Sadly, this kind of regulation is a bit of a vicious cycle, making it really difficult for lawmakers to strike the best balance. As regulations around vaping and the availability of e-liquids become tighter, more users will turn to black market or homemade e-liquids, which are considerably more dangerous. Then, when issues arise as a result of black market and DIY products (such as the US EVALI Outbreak in 2019, which killed more than 60 people), more regulations are put in place to try and prevent more people from vaping.
While DIY e-liquid mixing can be very risky, there are still thousands of homemade e-liquids out on the black market today, as well as being made for personal use, as it’s incredibly difficult for authorities to ban DIY e-liquids.

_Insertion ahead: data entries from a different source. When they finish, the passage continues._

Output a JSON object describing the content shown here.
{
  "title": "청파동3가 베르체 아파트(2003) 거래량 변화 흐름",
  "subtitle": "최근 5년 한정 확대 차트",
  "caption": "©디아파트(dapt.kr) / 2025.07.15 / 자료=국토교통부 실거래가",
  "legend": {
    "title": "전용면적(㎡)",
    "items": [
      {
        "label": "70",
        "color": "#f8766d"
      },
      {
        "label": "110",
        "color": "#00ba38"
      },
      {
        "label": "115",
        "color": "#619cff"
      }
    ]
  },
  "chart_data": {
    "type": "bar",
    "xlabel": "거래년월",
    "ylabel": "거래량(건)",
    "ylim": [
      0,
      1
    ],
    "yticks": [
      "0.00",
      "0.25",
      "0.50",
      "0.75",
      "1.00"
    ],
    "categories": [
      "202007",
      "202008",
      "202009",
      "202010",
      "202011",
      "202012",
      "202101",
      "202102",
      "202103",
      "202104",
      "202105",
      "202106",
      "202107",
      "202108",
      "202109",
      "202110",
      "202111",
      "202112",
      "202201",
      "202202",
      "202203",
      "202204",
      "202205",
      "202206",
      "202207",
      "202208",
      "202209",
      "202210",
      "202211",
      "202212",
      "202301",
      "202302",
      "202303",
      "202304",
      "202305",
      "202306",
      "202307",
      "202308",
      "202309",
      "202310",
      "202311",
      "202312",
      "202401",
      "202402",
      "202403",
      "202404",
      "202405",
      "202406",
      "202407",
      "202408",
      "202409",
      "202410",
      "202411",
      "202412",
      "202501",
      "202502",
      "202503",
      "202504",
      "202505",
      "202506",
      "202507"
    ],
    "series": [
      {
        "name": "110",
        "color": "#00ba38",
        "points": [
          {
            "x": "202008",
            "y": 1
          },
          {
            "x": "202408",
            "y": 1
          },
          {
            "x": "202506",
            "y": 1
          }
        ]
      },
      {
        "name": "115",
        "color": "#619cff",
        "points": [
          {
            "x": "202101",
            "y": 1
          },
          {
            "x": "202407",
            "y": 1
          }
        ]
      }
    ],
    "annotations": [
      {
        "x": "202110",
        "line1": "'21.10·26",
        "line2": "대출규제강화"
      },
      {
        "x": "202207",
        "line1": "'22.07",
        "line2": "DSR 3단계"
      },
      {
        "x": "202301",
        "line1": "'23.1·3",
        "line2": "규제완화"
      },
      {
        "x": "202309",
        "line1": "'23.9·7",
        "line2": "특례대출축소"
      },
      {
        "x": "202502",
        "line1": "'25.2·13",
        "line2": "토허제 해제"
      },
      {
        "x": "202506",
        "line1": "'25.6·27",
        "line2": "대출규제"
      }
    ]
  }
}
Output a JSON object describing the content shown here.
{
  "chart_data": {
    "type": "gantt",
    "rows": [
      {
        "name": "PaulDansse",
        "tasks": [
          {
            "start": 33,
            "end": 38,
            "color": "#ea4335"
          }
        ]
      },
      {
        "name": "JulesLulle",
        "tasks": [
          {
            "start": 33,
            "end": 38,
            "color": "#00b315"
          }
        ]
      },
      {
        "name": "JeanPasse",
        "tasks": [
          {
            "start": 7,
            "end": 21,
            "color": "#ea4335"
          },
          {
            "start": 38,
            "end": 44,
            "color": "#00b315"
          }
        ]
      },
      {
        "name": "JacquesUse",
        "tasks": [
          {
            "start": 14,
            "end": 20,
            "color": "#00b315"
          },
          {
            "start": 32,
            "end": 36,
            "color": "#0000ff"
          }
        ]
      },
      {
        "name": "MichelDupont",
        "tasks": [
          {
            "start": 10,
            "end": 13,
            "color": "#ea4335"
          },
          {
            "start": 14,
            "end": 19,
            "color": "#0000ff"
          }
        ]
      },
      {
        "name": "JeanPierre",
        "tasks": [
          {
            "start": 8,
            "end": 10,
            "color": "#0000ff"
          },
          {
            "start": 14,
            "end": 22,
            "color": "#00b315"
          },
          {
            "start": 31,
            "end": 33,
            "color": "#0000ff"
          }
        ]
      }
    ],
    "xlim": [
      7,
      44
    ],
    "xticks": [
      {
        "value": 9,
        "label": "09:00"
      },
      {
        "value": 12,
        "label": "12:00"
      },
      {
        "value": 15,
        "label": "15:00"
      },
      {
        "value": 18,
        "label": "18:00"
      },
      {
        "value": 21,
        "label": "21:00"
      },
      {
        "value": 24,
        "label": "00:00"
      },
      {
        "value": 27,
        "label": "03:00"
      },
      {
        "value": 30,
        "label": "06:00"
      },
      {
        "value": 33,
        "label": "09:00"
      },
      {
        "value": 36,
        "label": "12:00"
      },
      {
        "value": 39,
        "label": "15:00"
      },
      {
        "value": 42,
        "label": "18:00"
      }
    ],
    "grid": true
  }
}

The ingredients you need to make DIY e-liquids are very easy to get hold of and are used in hundreds of other, harmless products, so it’s not as simple as banning the supply of nicotine, PG or VG, for example. You can find PG in many household products, including makeup, shampoo, topical medical products, baby wipes and even asthma inhalers. VG is derived from vegetable oil and can be found in sweeteners, baked goods, toothpaste, bubble baths and hand creams, to name just a few. Even nicotine is relatively easy to get hold of online as long as you’re over the age of 18 in most European states and 21 in the US.
It’s easy to see how and why the prevalence of DIY e-liquids is rising, however, it is so important that when you vape, you do so with an e-liquid you know you can trust, and for the vast majority of us, that e-liquid will not be a homemade one.